L’article a suscité une vive controverse et de nombreux fonctionnaires de Hong Kong l’ont réfuté. Regina Ip Lau Suk-yee, présidente du Conseil exécutif de Hong Kong et membre du Conseil législatif du Nouveau parti populaire, a eu plusieurs échanges verbaux avec M. Roach à ce sujet.

M. Roach a souligné que sa remarque « Hong Kong, c’est fini » touchait à des questions sensibles pour Pékin, suscitant de vives inquiétudes parmi les responsables du parti communiste chinois.

Il a également critiqué les représentants des milieux universitaires et économiques de Hong Kong présents au forum pour ne pas avoir fidèlement rendu compte de la situation de Hong Kong à Pékin.

En marge du forum, M. Roach a discuté des politiques chinoises en matière de marchés financiers avec Laura Cha, présidente de la Bourse de Hong Kong, et a soulevé trois points : l’interdépendance des économies de Hong Kong et de la Chine ; les préoccupations relatives à l’impact négatif des conflits politiques entre la Chine et les États-Unis sur le commerce de Hong Kong ; et les inquiétudes suscitées par les implications de l’article 23 sur l’autonomie de Hong Kong.

« J’ai dit que ces trois éléments entraîneraient des problèmes pour Hong Kong dans les années à venir, et Laura Cha a approuvé deux de ces points – l’économie chinoise et l’impact négatif du conflit entre les États-Unis et la Chine », a-t-il poursuivi, ajoutant que son argument reposait sur des considérations économiques, et non politiques, et qu’il n’y avait que peu d’opposition à son argument principal.

En mars, les autorités de Hong Kong, contrôlées par Pékin, ont rapidement adopté la deuxième loi sur la sécurité nationale de la ville, connue sous le nom d’article 23, ce qui a déclenché de nombreuses manifestations dans le monde entier.

La communauté de Hong Kong a protesté contre l’article 23 à Taipei, Taiwan, le 23 mars 2024. (Sung Pi-lung/Epoch Times)

Cette législation très controversée, qui a incité plus de 500.000 Hongkongais à descendre dans la rue pour manifester en 2003 lorsqu’elle a été proposée pour la première fois, reprend la définition de la « sécurité nationale » adoptée en Chine continentale, un concept vague qui englobe les « intérêts majeurs de l’État », selon Amnesty International.

« Dans la pratique, cela veut dire pratiquement tout », a souligné l’organisation de défense des droits de l’homme.

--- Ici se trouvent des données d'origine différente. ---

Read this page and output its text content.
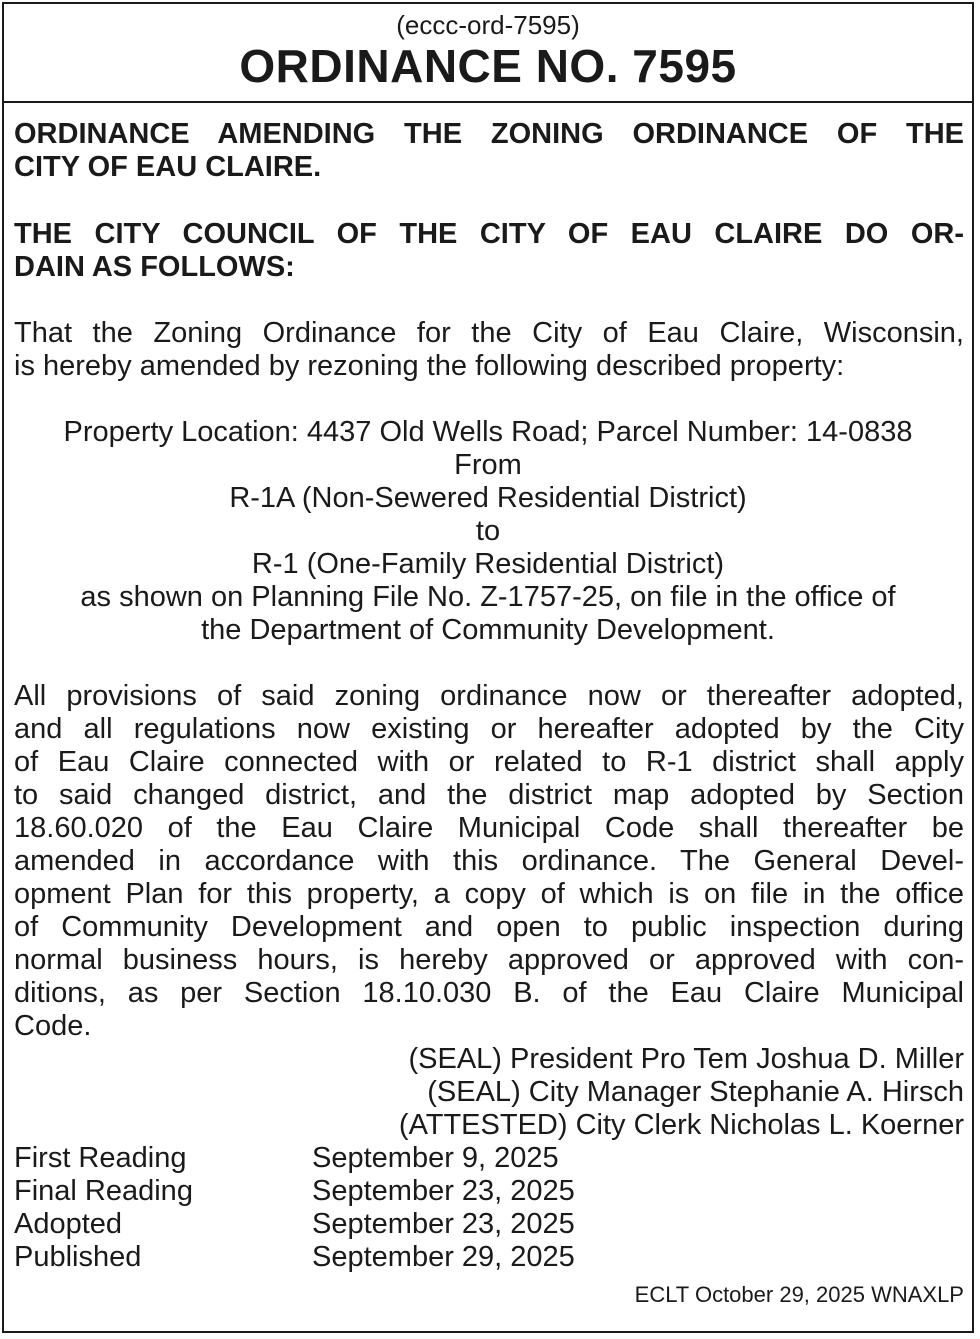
(eccc-ord-7595)
ORDINANCE NO. 7595
ORDINANCE AMENDING THE ZONING ORDINANCE OF THE
CITY OF EAU CLAIRE.
THE CITY COUNCIL OF THE CITY OF EAU CLAIRE DO OR-
DAIN AS FOLLOWS:
That the Zoning Ordinance for the City of Eau Claire, Wisconsin,
is hereby amended by rezoning the following described property:
Property Location: 4437 Old Wells Road; Parcel Number: 14-0838
From
R-1A (Non-Sewered Residential District)
to
R-1 (One-Family Residential District)
as shown on Planning File No. Z-1757-25, on file in the office of
the Department of Community Development.
All provisions of said zoning ordinance now or thereafter adopted,
and all regulations now existing or hereafter adopted by the City
of Eau Claire connected with or related to R-1 district shall apply
to said changed district, and the district map adopted by Section
18.60.020 of the Eau Claire Municipal Code shall thereafter be
amended in accordance with this ordinance. The General Devel-
opment Plan for this property, a copy of which is on file in the office
of Community Development and open to public inspection during
normal business hours, is hereby approved or approved with con-
ditions, as per Section 18.10.030 B. of the Eau Claire Municipal
Code.
(SEAL) President Pro Tem Joshua D. Miller
(SEAL) City Manager Stephanie A. Hirsch
(ATTESTED) City Clerk Nicholas L. Koerner
First Reading	September 9, 2025
Final Reading	September 23, 2025
Adopted	September 23, 2025
Published	September 29, 2025
ECLT October 29, 2025 WNAXLP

Ainsi, certaines clauses de l’article 23 autorisent des poursuites pénales pour des actes commis dans le monde entier.

Concernant la question de savoir si l’article 23 est adapté à la résolution des conflits politiques de Hong Kong et s’il peut être appliqué de manière excessive, M. Roach estime que les effets à long terme exigeront des historiens qu’ils tirent des conclusions.

Toutefois, selon lui, la législation a jeté une ombre sur l’autonomie politique et l’élaboration des politiques de Hong Kong en vertu du principe « Un pays, deux systèmes », promis par Pékin lorsqu’il a repris la ville au Royaume-Uni en 1997.

Il s’est également dit préoccupé par le fait que les conflits sino-américains et l’impact de l’article 23 pourraient entraîner une exacerbation des départs de talents étrangers.

De nombreuses maisons de titres internationales sont particulièrement préoccupées par une baisse significative des performances dans la région Asie-Pacifique, et les équipes de direction discutent des risques politiques inhérents à l’exercice d’une activité à Hong Kong, a-t-il rapporté.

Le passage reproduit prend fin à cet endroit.